Sözlerini bitirdiği anda, HSK’ya başvuru yapılacağını bildiren Özgür Özel, şöyle devam etti:
"İBB borsasıyla ilgili şu anda geçen hafta bahsettiklerimizin önemli bir kısmının bütün dökümlerini, bilgilerini, belgelerini teslim ediyoruz. Hakimler Savcılar Kurulu, isminden yüksek çıkarılmıştı, niçin çıkarıldığını ben anlamlandıramıyordum ama bugün o 'yüksek' vasfının çıkarılıp çıkarılmamasını hak edip etmediklerini gösterecekler, buradan sonra bakın, iki hafta önce başvurduk, isim isim isim söyledik, 'şu kadını, şu savcı evladıyla şu tarihte, şu sorguda tehdit etti. Ardından da onu şuraya yolladı. Şu kadına şu ifadeyi verirsen evine gidersin, vermezsen sana iyi yolculuklar dedi. Ertesi sabah Türkiye’nin öbür ucundaki elli kişilik bir koğuşa yolladı, zulmediyor. Şu kişiye dediğim ifadeyi vermezsen senin oğlun ne yapacak Silivri’de dedi. Vermeyince ertesi gün oğlunu tutukladı.' Ya bir muhakkik yolla kardeşim, bu kadınlara sorun, bu çocuklara sorun, bu babalara sorun.
"Herkesin HTS’sine bakıyorsunuz, bakmayacak mısınız?"

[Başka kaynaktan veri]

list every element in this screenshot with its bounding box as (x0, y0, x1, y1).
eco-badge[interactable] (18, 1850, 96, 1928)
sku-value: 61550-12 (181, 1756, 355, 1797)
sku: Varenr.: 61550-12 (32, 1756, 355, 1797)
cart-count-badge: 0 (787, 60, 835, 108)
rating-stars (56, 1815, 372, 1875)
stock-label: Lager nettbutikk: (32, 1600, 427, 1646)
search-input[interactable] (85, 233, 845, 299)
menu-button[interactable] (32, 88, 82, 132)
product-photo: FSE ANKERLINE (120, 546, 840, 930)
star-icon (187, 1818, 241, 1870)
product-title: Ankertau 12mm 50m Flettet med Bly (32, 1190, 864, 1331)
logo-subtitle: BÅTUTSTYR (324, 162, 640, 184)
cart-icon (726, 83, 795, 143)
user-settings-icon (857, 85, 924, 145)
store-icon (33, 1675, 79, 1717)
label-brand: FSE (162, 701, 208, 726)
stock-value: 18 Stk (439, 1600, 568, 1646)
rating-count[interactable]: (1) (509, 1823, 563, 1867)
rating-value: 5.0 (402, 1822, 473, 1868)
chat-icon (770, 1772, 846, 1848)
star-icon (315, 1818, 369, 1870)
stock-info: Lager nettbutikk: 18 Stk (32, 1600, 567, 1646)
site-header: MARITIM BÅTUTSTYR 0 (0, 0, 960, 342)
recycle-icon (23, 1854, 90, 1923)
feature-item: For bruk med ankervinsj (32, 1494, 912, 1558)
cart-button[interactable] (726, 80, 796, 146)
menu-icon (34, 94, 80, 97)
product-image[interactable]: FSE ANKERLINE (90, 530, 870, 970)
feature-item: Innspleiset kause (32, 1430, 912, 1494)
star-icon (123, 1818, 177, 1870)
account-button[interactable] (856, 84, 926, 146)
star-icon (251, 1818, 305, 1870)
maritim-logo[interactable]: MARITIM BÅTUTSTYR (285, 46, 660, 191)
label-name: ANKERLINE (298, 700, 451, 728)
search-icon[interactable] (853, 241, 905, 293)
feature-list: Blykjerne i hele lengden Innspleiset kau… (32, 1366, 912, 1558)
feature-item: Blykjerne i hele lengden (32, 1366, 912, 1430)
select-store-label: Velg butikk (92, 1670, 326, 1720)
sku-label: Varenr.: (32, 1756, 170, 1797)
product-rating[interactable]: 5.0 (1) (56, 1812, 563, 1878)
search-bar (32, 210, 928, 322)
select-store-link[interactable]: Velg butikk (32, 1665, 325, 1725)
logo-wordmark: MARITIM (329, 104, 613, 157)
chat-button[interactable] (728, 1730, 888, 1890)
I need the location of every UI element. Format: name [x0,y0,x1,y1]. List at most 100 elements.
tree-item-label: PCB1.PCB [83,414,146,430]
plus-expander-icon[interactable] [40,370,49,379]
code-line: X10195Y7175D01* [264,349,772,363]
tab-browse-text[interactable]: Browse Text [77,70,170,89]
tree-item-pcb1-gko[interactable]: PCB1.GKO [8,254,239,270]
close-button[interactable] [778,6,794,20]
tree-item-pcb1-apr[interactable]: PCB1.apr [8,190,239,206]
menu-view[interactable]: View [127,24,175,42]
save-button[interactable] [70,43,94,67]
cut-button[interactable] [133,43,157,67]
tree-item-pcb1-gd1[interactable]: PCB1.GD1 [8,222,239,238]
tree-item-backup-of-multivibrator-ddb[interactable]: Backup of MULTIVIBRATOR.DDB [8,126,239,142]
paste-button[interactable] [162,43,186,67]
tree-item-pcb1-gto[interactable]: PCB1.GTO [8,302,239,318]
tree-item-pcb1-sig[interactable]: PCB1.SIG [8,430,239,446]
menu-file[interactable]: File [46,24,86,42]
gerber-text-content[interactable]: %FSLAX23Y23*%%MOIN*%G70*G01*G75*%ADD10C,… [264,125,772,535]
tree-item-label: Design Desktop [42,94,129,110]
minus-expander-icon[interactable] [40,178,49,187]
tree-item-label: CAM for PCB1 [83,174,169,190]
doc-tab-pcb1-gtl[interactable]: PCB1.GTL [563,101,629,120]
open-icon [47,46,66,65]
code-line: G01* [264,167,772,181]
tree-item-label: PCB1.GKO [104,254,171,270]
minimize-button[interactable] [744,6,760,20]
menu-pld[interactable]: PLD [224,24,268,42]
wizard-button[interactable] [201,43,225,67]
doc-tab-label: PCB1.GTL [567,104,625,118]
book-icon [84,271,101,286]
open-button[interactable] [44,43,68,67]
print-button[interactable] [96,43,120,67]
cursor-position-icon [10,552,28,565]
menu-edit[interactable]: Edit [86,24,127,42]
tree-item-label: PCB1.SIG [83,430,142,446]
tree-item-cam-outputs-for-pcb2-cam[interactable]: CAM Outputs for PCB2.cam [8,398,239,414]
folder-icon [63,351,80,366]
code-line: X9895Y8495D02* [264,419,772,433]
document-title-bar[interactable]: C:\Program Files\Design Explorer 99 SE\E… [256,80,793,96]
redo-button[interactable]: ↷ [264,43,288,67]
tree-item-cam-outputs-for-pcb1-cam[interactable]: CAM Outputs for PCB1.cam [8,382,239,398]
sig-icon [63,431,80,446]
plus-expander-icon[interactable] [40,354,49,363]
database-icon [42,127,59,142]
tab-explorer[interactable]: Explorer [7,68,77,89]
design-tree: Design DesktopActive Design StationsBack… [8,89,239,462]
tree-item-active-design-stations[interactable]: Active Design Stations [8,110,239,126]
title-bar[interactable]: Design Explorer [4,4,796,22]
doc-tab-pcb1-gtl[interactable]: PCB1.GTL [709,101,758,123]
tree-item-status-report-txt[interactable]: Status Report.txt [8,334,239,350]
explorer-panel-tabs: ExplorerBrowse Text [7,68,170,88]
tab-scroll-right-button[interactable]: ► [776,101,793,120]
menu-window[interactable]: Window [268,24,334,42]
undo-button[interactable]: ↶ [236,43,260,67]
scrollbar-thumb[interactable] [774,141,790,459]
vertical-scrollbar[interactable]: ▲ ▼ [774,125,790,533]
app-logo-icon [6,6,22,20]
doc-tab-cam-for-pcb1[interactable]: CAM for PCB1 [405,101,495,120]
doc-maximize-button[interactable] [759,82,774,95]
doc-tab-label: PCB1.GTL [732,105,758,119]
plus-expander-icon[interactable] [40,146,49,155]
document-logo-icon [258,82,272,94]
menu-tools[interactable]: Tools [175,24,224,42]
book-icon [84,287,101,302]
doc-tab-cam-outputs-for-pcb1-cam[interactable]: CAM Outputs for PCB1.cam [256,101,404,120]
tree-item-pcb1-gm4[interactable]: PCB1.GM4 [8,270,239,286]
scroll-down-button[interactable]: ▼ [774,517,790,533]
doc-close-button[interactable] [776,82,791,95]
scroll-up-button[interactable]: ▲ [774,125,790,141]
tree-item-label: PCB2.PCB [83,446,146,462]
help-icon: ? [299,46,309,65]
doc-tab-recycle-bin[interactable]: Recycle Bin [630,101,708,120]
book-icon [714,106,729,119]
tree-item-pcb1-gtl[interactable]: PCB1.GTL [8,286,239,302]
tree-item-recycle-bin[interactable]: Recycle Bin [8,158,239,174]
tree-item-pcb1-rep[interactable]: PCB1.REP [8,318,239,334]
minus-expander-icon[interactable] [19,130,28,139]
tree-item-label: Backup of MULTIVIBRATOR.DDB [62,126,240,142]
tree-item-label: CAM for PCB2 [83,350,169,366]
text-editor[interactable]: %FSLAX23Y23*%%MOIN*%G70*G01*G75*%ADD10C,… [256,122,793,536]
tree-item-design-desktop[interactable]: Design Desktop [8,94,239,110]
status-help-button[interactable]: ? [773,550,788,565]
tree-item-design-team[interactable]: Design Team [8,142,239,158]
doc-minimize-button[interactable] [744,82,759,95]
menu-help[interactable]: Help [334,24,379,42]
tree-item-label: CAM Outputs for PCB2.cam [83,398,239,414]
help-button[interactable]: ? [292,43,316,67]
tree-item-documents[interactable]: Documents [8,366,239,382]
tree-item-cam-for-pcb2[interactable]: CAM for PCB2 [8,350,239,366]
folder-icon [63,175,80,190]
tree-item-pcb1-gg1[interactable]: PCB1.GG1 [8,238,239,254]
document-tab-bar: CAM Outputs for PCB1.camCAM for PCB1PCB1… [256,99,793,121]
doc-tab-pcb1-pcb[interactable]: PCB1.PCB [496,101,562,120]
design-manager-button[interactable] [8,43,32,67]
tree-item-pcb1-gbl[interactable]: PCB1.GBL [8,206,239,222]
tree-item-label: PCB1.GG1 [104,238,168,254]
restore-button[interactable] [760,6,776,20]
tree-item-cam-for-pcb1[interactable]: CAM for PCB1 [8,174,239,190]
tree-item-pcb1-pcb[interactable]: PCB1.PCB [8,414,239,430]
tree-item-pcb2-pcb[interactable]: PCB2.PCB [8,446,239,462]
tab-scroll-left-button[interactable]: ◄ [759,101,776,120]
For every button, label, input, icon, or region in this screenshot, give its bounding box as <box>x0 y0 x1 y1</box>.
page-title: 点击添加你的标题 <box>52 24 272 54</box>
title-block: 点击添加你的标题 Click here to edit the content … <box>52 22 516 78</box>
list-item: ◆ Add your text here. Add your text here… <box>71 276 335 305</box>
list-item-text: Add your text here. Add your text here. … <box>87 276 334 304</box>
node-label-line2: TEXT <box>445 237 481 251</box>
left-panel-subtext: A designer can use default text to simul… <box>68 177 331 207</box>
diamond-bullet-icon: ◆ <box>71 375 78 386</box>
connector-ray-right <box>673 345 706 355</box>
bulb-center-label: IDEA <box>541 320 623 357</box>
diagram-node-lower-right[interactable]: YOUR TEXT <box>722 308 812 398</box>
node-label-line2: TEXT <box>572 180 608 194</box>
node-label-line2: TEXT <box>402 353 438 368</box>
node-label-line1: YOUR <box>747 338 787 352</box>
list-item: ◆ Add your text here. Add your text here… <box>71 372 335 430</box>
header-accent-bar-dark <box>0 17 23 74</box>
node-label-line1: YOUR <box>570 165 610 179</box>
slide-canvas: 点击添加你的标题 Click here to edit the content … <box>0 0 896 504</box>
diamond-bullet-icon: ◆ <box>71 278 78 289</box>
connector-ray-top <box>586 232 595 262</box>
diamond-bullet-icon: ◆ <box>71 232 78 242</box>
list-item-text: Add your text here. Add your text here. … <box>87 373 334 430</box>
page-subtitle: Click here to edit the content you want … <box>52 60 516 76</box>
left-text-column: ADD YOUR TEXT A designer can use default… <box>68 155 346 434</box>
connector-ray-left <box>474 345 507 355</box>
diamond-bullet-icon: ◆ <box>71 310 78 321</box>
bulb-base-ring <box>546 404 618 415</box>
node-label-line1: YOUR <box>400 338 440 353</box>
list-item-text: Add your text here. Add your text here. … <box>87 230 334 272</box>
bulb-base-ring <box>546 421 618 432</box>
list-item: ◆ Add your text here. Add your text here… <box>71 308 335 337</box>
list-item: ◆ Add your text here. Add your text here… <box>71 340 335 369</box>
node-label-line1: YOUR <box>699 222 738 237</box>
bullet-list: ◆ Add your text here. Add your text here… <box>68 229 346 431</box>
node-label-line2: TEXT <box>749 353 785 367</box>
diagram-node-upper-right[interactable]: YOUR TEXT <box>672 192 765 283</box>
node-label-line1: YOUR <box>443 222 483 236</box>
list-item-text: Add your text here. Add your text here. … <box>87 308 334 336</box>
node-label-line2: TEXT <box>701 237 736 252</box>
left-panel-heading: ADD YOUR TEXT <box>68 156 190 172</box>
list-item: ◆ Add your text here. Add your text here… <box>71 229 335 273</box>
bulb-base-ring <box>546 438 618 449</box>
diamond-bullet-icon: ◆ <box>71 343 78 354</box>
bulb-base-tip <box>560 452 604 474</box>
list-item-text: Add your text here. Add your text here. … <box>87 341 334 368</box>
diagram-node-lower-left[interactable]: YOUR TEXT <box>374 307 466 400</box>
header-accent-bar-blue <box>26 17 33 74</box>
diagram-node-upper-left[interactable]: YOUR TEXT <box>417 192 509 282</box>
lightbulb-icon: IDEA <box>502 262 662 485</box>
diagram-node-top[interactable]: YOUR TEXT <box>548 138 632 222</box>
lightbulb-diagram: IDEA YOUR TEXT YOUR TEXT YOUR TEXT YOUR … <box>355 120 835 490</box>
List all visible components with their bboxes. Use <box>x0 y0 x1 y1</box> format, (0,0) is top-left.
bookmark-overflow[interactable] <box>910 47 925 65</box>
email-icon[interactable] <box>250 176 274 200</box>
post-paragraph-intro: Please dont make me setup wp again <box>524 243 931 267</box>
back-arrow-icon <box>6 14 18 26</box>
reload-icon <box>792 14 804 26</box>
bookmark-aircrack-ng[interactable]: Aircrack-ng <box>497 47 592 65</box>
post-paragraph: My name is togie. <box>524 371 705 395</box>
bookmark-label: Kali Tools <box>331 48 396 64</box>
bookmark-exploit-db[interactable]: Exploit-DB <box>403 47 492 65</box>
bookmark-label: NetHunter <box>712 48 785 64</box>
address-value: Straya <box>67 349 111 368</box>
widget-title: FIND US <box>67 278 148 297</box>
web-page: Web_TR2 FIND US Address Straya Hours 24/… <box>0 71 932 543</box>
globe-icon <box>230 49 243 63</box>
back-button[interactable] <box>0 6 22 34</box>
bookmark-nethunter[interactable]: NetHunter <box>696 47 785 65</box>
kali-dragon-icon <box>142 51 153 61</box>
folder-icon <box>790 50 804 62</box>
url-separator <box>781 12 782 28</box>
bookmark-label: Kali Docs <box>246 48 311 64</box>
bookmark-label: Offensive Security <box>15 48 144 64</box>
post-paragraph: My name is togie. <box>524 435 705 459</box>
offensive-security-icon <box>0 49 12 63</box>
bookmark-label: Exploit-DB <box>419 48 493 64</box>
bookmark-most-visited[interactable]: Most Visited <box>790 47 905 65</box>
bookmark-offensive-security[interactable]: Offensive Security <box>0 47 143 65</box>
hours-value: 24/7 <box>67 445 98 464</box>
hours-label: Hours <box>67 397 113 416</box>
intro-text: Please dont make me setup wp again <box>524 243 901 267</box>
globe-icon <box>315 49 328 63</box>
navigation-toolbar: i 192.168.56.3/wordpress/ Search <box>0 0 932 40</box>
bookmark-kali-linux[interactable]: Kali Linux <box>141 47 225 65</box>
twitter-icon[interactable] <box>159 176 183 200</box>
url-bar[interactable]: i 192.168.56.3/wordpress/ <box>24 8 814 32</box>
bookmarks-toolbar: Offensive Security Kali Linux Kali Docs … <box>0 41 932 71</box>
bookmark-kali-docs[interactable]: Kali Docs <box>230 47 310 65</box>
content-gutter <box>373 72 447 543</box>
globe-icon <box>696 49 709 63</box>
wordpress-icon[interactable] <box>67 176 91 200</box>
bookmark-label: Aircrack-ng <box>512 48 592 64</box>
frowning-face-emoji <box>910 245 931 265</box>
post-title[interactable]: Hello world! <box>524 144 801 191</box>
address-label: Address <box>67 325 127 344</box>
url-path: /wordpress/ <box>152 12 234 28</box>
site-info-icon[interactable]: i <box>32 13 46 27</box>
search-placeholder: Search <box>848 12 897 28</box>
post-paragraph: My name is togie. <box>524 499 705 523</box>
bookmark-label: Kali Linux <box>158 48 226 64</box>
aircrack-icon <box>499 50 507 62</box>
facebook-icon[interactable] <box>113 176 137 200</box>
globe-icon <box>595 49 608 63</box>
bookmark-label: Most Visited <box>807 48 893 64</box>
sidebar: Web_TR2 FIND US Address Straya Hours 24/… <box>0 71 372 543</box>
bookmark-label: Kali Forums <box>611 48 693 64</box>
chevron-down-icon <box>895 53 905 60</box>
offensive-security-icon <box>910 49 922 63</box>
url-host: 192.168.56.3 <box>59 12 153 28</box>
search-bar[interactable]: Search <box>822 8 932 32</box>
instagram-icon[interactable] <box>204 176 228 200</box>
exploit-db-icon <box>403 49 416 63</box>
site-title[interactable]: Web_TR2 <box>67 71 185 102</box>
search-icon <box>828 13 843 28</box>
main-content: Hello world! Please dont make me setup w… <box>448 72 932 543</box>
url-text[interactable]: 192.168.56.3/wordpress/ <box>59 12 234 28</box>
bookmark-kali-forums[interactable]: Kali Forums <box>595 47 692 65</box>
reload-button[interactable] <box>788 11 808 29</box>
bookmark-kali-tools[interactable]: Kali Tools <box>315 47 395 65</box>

Şimdi de diyoruz ki 'savcıyla benim aram iyi diyen şu kafeteryada oturdu, yanından savcıyı aradı, savcıyla konuştu, sesini dinletti'. Hani herkesin bazına bakıyorsunuz, bunun bazına bakmayacak mısınız? Herkesin HTS’sine bakıyorsunuz, bakmayacak mısınız? Şimdi göreceğiz bakalım, Adalet Bakanı'nın HSK’nın başkanı olması doğru değil ama Adalet Bakanı’nı göreceğiz, HSK’ya seçilen üyeleri göreceğiz. Haksızlıkla, dalavereyle, Meclis'te hileyle, hurdayla yapılan seçimlerle HSK’ya seçilen o arkadaşlara bakalım siz hakikaten hakim misiniz, savcı mısınız, Kurul musunuz, yoksa guguk kuşu musunuz? Bir Akın Gürlek, Adalet Bakanı’nı ve HSK’yı parmağında böyle oynatıyor mu oynatamıyor mu göreceğiz. Cesareti, ahlakı, namusu ve vicdanı olan, Allah’tan korkan bu adamları gerçekten soruşturur."